Mother feared her son would kill her


Robert Doman

A MOTHER has spoken for the first time after her son was banned from seeing her following years of aggression.

Leigh Jason May, 21, was barred from seeing his mother, Susan May, for five years after he admitted grabbing her and throwing her to the floor at the home they shared.
He was ordered not to approach Mrs May or enter the road where she lives in Saltney after appearing at Flintshire Magistrates Court on July 9.
Miss May, 58, said she feared her son would kill her. She told the Leader she still lives in fear despite the ruling, but hopes he can receive help to turn his life around.
“I’m not safe from him,” Mrs May said. “I thought he was going to kill me and I still believe he wants me dead – he has told me so.
“I was glad he wasn’t sent to prison because I think it would make him worse, but now I wonder whether it might be the only way.
“I wanted him to be ordered to attend rehabilitation because I think that is what he needs most, but I don’t think he will ever change.”
May also received a 20-month prison sentence, suspended for 12 months, and he was placed on supervision.
He was told by District Judge Andrew Shaw he had been spared an immediate custodial term due to significant changes he had since made to his lifestyle.
The court heard Miss May believes her son has mental health issues, with many of his problems stemming from his use of drugs. He has been aggressive towards her since he was 13-years-old.
May himself claimed a £7,000 drugs debt had resulted in him being threatened with a gun which was placed inside his mouth.
“I have bailed him out many times but I can’t do it anymore,” Miss May, of George Kenyon Mews said. “He never wanted for anything growing up but he blames me for everything that has happened.
“I have been spat at, kicked, had my hair yanked and hit.
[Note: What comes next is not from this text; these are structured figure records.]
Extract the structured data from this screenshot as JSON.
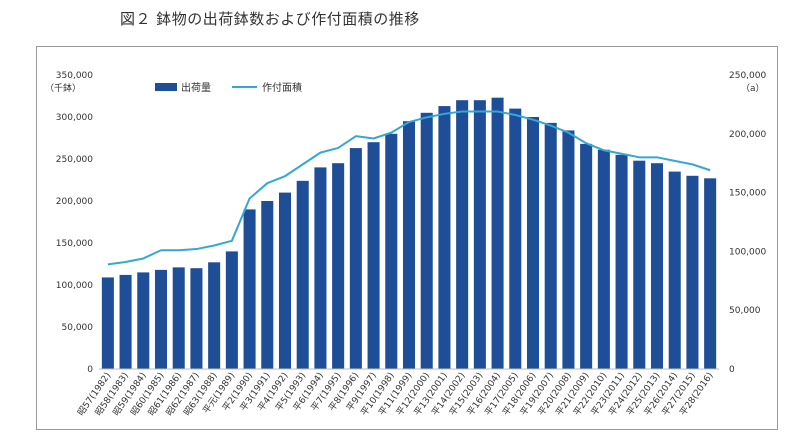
{
  "page": {
    "title": "図２ 鉢物の出荷鉢数および作付面積の推移"
  },
  "chart_data": {
    "type": "bar",
    "left_unit": "（千鉢）",
    "right_unit": "（a）",
    "grid": false,
    "legend_position": "top-left",
    "colors": {
      "bar": "#1f4e99",
      "line": "#35a7d6"
    },
    "left_axis": {
      "ylim": [
        0,
        350000
      ],
      "ticks": [
        0,
        50000,
        100000,
        150000,
        200000,
        250000,
        300000,
        350000
      ],
      "tick_labels": [
        "0",
        "50,000",
        "100,000",
        "150,000",
        "200,000",
        "250,000",
        "300,000",
        "350,000"
      ]
    },
    "right_axis": {
      "ylim": [
        0,
        250000
      ],
      "ticks": [
        0,
        50000,
        100000,
        150000,
        200000,
        250000
      ],
      "tick_labels": [
        "0",
        "50,000",
        "100,000",
        "150,000",
        "200,000",
        "250,000"
      ]
    },
    "categories": [
      "昭57(1982)",
      "昭58(1983)",
      "昭59(1984)",
      "昭60(1985)",
      "昭61(1986)",
      "昭62(1987)",
      "昭63(1988)",
      "平元(1989)",
      "平2(1990)",
      "平3(1991)",
      "平4(1992)",
      "平5(1993)",
      "平6(1994)",
      "平7(1995)",
      "平8(1996)",
      "平9(1997)",
      "平10(1998)",
      "平11(1999)",
      "平12(2000)",
      "平13(2001)",
      "平14(2002)",
      "平15(2003)",
      "平16(2004)",
      "平17(2005)",
      "平18(2006)",
      "平19(2007)",
      "平20(2008)",
      "平21(2009)",
      "平22(2010)",
      "平23(2011)",
      "平24(2012)",
      "平25(2013)",
      "平26(2014)",
      "平27(2015)",
      "平28(2016)"
    ],
    "series": [
      {
        "name": "出荷量",
        "type": "bar",
        "axis": "left",
        "values": [
          109000,
          112000,
          115000,
          118000,
          121000,
          120000,
          127000,
          140000,
          190000,
          200000,
          210000,
          224000,
          240000,
          245000,
          263000,
          270000,
          280000,
          295000,
          305000,
          313000,
          320000,
          320000,
          323000,
          310000,
          300000,
          293000,
          284000,
          268000,
          261000,
          255000,
          248000,
          245000,
          235000,
          230000,
          227000
        ]
      },
      {
        "name": "作付面積",
        "type": "line",
        "axis": "right",
        "values": [
          89000,
          91000,
          94000,
          101000,
          101000,
          102000,
          105000,
          109000,
          145000,
          158000,
          164000,
          174000,
          184000,
          188000,
          198000,
          196000,
          201000,
          210000,
          214000,
          217000,
          219000,
          219000,
          219000,
          216000,
          212000,
          207000,
          201000,
          192000,
          186000,
          183000,
          180000,
          180000,
          177000,
          174000,
          169000
        ]
      }
    ]
  }
}
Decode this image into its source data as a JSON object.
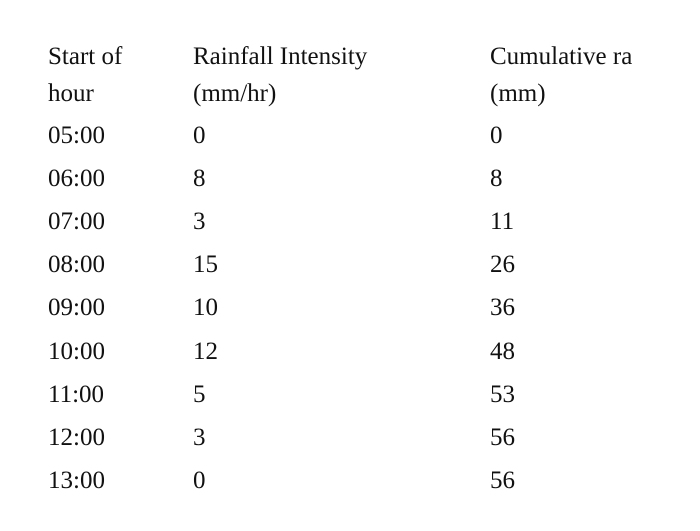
{
  "table": {
    "header": [
      [
        "Start of",
        "hour"
      ],
      [
        "Rainfall Intensity",
        "(mm/hr)"
      ],
      [
        "Cumulative ra",
        "(mm)"
      ]
    ],
    "rows": [
      [
        "05:00",
        0,
        0
      ],
      [
        "06:00",
        8,
        8
      ],
      [
        "07:00",
        3,
        11
      ],
      [
        "08:00",
        15,
        26
      ],
      [
        "09:00",
        10,
        36
      ],
      [
        "10:00",
        12,
        48
      ],
      [
        "11:00",
        5,
        53
      ],
      [
        "12:00",
        3,
        56
      ],
      [
        "13:00",
        0,
        56
      ]
    ]
  }
}
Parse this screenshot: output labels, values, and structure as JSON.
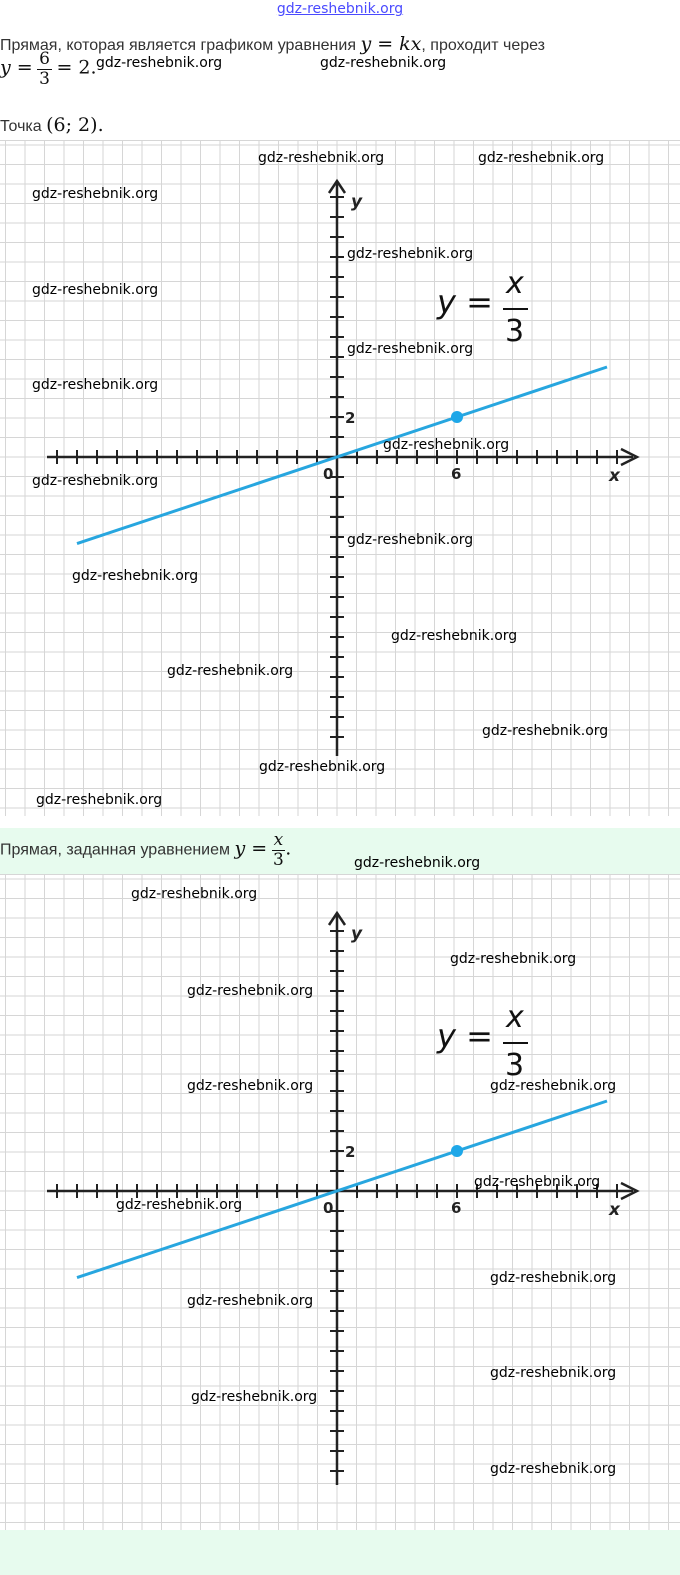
{
  "watermark": "gdz-reshebnik.org",
  "header_watermark": "gdz-reshebnik.org",
  "para1": {
    "text_before": "Прямая, которая является графиком уравнения",
    "math_eq": "y = kx",
    "text_after": ", проходит через",
    "calc_lhs": "y =",
    "calc_num": "6",
    "calc_den": "3",
    "calc_rhs": "= 2",
    "calc_end": "."
  },
  "point_line": {
    "text": "Точка",
    "math": "(6;  2)",
    "end": "."
  },
  "caption2": {
    "text": "Прямая, заданная уравнением",
    "lhs": "y =",
    "num": "x",
    "den": "3",
    "end": "."
  },
  "graph": {
    "x_label": "x",
    "y_label": "y",
    "origin_label": "0",
    "tick_x_label": "6",
    "tick_y_label": "2",
    "eq_lhs": "y =",
    "eq_num": "x",
    "eq_den": "3"
  },
  "colors": {
    "line": "#27a6df",
    "point": "#1ea7e8",
    "axis": "#222222",
    "grid": "#d6d6d6",
    "band": "#e7fbee",
    "link": "#4a4aff"
  },
  "chart_data": [
    {
      "type": "line",
      "title": "",
      "equation": "y = x/3",
      "xlabel": "x",
      "ylabel": "y",
      "xlim": [
        -14,
        14
      ],
      "ylim": [
        -14,
        13
      ],
      "x": [
        -13,
        13.5
      ],
      "series": [
        {
          "values": [
            -4.33,
            4.5
          ]
        }
      ],
      "highlight_point": [
        6,
        2
      ],
      "tick_labels": {
        "x": [
          "0",
          "6"
        ],
        "y": [
          "2"
        ]
      },
      "grid": true
    },
    {
      "type": "line",
      "title": "",
      "equation": "y = x/3",
      "xlabel": "x",
      "ylabel": "y",
      "xlim": [
        -14,
        14
      ],
      "ylim": [
        -14,
        13
      ],
      "x": [
        -13,
        13.5
      ],
      "series": [
        {
          "values": [
            -4.33,
            4.5
          ]
        }
      ],
      "highlight_point": [
        6,
        2
      ],
      "tick_labels": {
        "x": [
          "0",
          "6"
        ],
        "y": [
          "2"
        ]
      },
      "grid": true
    }
  ]
}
I was as scared to leave the house as I was to stay in because I never knew what I would come home to.
“Things would be smashed, there would be blood on the walls and the place would smell of cannabis.
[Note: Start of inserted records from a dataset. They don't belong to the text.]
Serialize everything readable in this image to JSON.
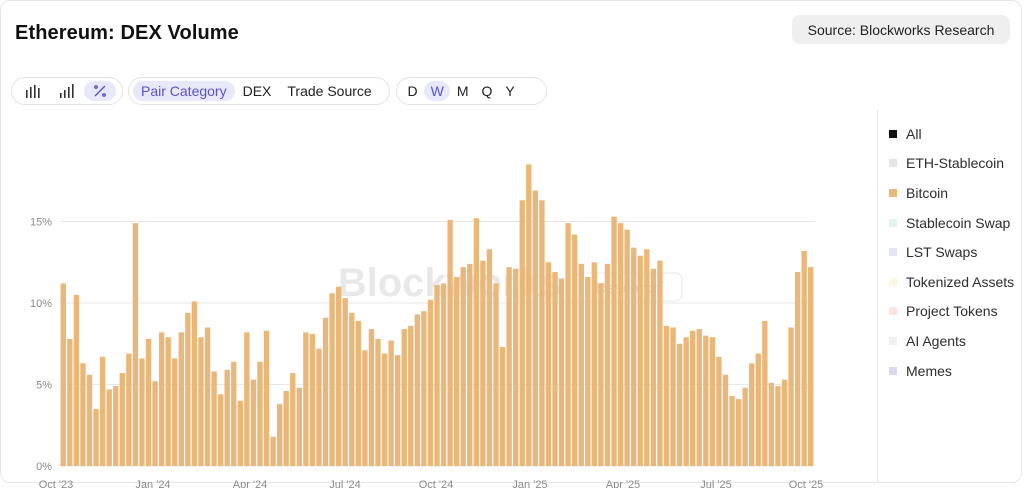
{
  "header": {
    "title": "Ethereum: DEX Volume",
    "source_label": "Source: Blockworks Research"
  },
  "toolbar": {
    "chart_types": [
      {
        "icon": "bar-chart-icon",
        "active": false
      },
      {
        "icon": "stacked-bar-chart-icon",
        "active": false
      },
      {
        "icon": "percent-icon",
        "active": true
      }
    ],
    "breakdowns": [
      {
        "label": "Pair Category",
        "active": true
      },
      {
        "label": "DEX",
        "active": false
      },
      {
        "label": "Trade Source",
        "active": false
      }
    ],
    "periods": [
      {
        "label": "D",
        "active": false
      },
      {
        "label": "W",
        "active": true
      },
      {
        "label": "M",
        "active": false
      },
      {
        "label": "Q",
        "active": false
      },
      {
        "label": "Y",
        "active": false
      }
    ]
  },
  "legend": [
    {
      "label": "All",
      "color": "#111111"
    },
    {
      "label": "ETH-Stablecoin",
      "color": "#e6e6e6"
    },
    {
      "label": "Bitcoin",
      "color": "#ebb779"
    },
    {
      "label": "Stablecoin Swap",
      "color": "#e3f4ec"
    },
    {
      "label": "LST Swaps",
      "color": "#e2e6f2"
    },
    {
      "label": "Tokenized Assets",
      "color": "#fbf8df"
    },
    {
      "label": "Project Tokens",
      "color": "#fbe2e3"
    },
    {
      "label": "AI Agents",
      "color": "#efefef"
    },
    {
      "label": "Memes",
      "color": "#dcd8f0"
    }
  ],
  "watermark": {
    "brand": "Blockworks",
    "sub": "Research"
  },
  "colors": {
    "bar": "#ebb779",
    "active_pill_bg": "#e8e8fb",
    "active_pill_text": "#5654c9"
  },
  "chart_data": {
    "type": "bar",
    "series": [
      {
        "name": "Bitcoin"
      }
    ],
    "x_tick_labels": [
      "Oct '23",
      "Jan '24",
      "Apr '24",
      "Jul '24",
      "Oct '24",
      "Jan '25",
      "Apr '25",
      "Jul '25",
      "Oct '25"
    ],
    "y_tick_labels": [
      "0%",
      "5%",
      "10%",
      "15%"
    ],
    "ylim": [
      0,
      20
    ],
    "grid": true,
    "legend_position": "right",
    "values": [
      11.2,
      7.8,
      10.5,
      6.3,
      5.6,
      3.5,
      6.7,
      4.7,
      4.9,
      5.7,
      6.9,
      14.9,
      6.6,
      7.8,
      5.2,
      8.2,
      7.9,
      6.6,
      8.2,
      9.4,
      10.1,
      7.9,
      8.5,
      5.8,
      4.4,
      5.9,
      6.4,
      4.0,
      8.2,
      5.3,
      6.4,
      8.3,
      1.8,
      3.8,
      4.6,
      5.7,
      4.8,
      8.2,
      8.1,
      7.2,
      9.1,
      10.6,
      11.0,
      10.3,
      9.4,
      8.9,
      7.1,
      8.4,
      7.8,
      6.9,
      7.7,
      6.8,
      8.4,
      8.6,
      9.3,
      9.5,
      10.2,
      11.1,
      11.2,
      15.1,
      11.6,
      12.2,
      12.4,
      15.2,
      12.6,
      13.3,
      11.2,
      7.3,
      12.2,
      12.1,
      16.3,
      18.5,
      16.9,
      16.3,
      12.5,
      11.9,
      11.5,
      14.9,
      14.2,
      12.4,
      11.6,
      12.5,
      11.2,
      12.4,
      15.3,
      14.9,
      14.5,
      13.4,
      12.9,
      13.3,
      12.1,
      12.6,
      8.6,
      8.5,
      7.5,
      7.9,
      8.3,
      8.4,
      8.0,
      7.9,
      6.7,
      5.6,
      4.3,
      4.1,
      4.8,
      6.3,
      6.9,
      8.9,
      5.1,
      4.9,
      5.3,
      8.5,
      11.9,
      13.2,
      12.2
    ]
  }
}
“People would call me, telling me things were happening and the police would be here.
“When I was here I never knew who would be knocking on my door because of the money he owed people. They used to throw stones at the house. I was a prisoner.
“The ruling is a relief. There used to be a terrible atmosphere in the house but it is calmer now he isn't here. I used to get upset, but now it is more anger. It has been a nightmare for years.
“I am undergoing treatment for severe stress and depression. He has dictated to me but my confidence is slowly coming back.”
Miss May says she will now be able to devote more time to her partner who is currently in hospital undergoing cancer treatment.
But she said she would have still liked to have seen her son on her terms, adding: “I don’t think he will change without help and I don’t want history to repeat itself.”